Soomitee Rampersand se base également sur un rapport de l’American Pregnancy Association qui explique les raisons pourquoi certaines femmes ont la firme conviction d’être enceinte ou d’avoir mis au monde un bébé quand ce n’est pas le cas. Voici quelques raisons :

  • La pression familiale, le stresse du travail, la peur de l’infertilité, de ne pouvoir plus concevoir à un certain d’âge et l’approche de la ménopause. Beaucoup de femmes ont du mal à vivre ces étapes surtout avec la ménopause, elles ressentent le besoin de réveiller leur féminité et d’enfanter une dernière fois.
  • Les symptômes de la grossesse nerveuse sont semblables comme celles d’une grossesse réale. La femme peut avoir la nausée, fatigue, douleur aux seins, périodes manquées, ventre gonflé/gain de poids, urination fréquente, changements dans la peau et les cheveux, sensations de mouvement et de contractions fœtales.
  • Un dérèglement hormonal ou même le dysfonctionnement des ovaires peut convaincre une femme qu’elle est enceinte car elle aura plusieurs symptômes qui correspondent à une grossesse.
  • Le désir fort d’avoir un enfant peut provoquer et entraîner des changements dans la matière grise et de cette façon forcée inconsciemment la nature. Le mot c’est « trick the brain into believing ». Tefania Maccari, neurobiologiste au laboratoire des neurosciences du comportement à Lille, a publié des articles sur des sujets comme le cerveau et la grossesse.
  • La Peur ! La Peur de tomber enceinte, qui est aussi accompagnée par la nervosité et l’angoisse est à l’origine d’une grossesse nerveuse.

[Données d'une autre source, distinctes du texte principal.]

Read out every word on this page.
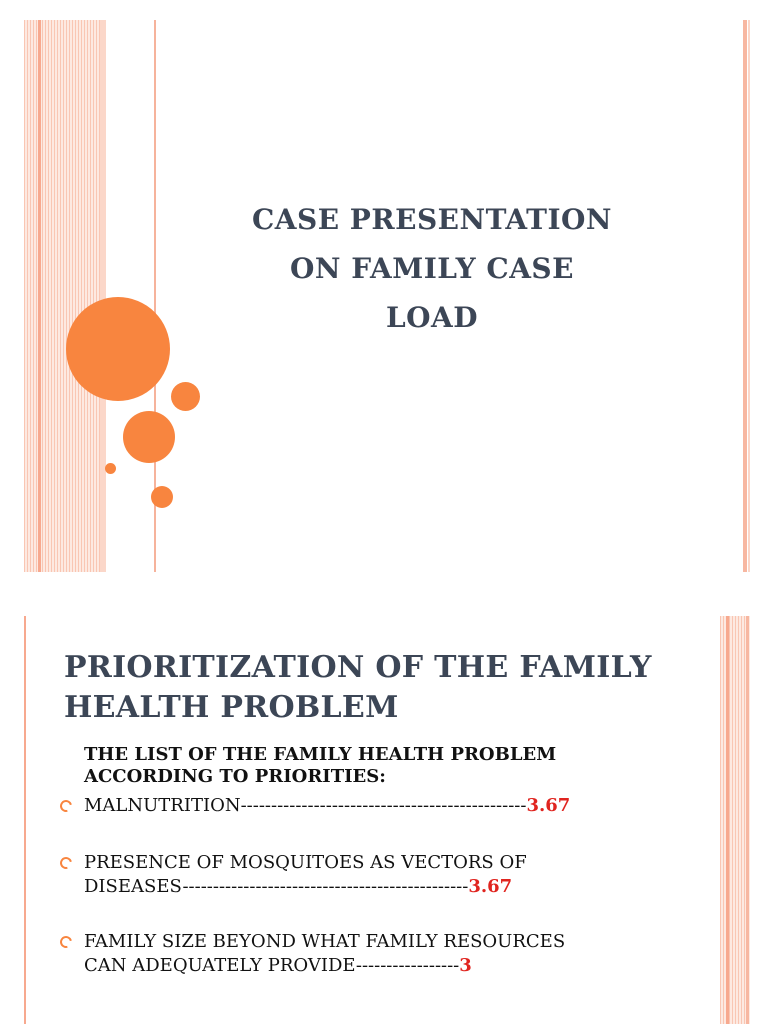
CASE PRESENTATION
ON FAMILY CASE
LOAD
PRIORITIZATION OF THE FAMILY
HEALTH PROBLEM
THE LIST OF THE FAMILY HEALTH PROBLEM
ACCORDING TO PRIORITIES:
MALNUTRITION-----------------------------------------------3.67
PRESENCE OF MOSQUITOES AS VECTORS OF
DISEASES-----------------------------------------------3.67
FAMILY SIZE BEYOND WHAT FAMILY RESOURCES
CAN ADEQUATELY PROVIDE-----------------3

Quels sont les traitements ?

Selon la doctoresse Nitisha Doobaly, les femmes qui ont ce type de comportement ont souvent besoin de libérer un stress ou une tension enfouie, d’où l’importance de parler avec un médecin. « Lorsqu’une femme croit qu’elle est enceinte, surtout pendant plusieurs mois, il peut être très bouleversant pour elle d’apprendre qu’elle ne l’est pas. Les médecins doivent annoncer la nouvelle en douceur et un traitement psychiatrique est généralement nécessaire pour traiter la dépression associée, qui est souvent exacerbée lorsque la patiente est informée qu’elle n’est pas enceinte », a-t-elle soutenu.

Le phénomène étant d’ordre psychologique, la psychologue Soomitee Rampersand estime qu’il est important qu’une personne atteinte se fasse suivre par un professionnel de l’écoute (psychothérapeute, psychologue, ou même psychiatre) afin d’extérioriser son ressenti et de prendre conscience de ce qui se passe réellement au niveau du corps. « Dans un premier temps, le médecin va lui faire prendre progressivement conscience de son état en lui démontrant qu’elle n’est pas enceinte. S’il l’estime nécessaire, il l’orientera ensuite vers un psychologue. Celui-ci l’aidera alors à identifier les raisons de sa grossesse “fictive”. Il apparaît que les symptômes de grossesse disparaissent progressivement et naturellement dès que la prise de conscience a eu lieu. Enfin, le soutien des proches est indispensable en cas de grossesse nerveuse », conclut-elle.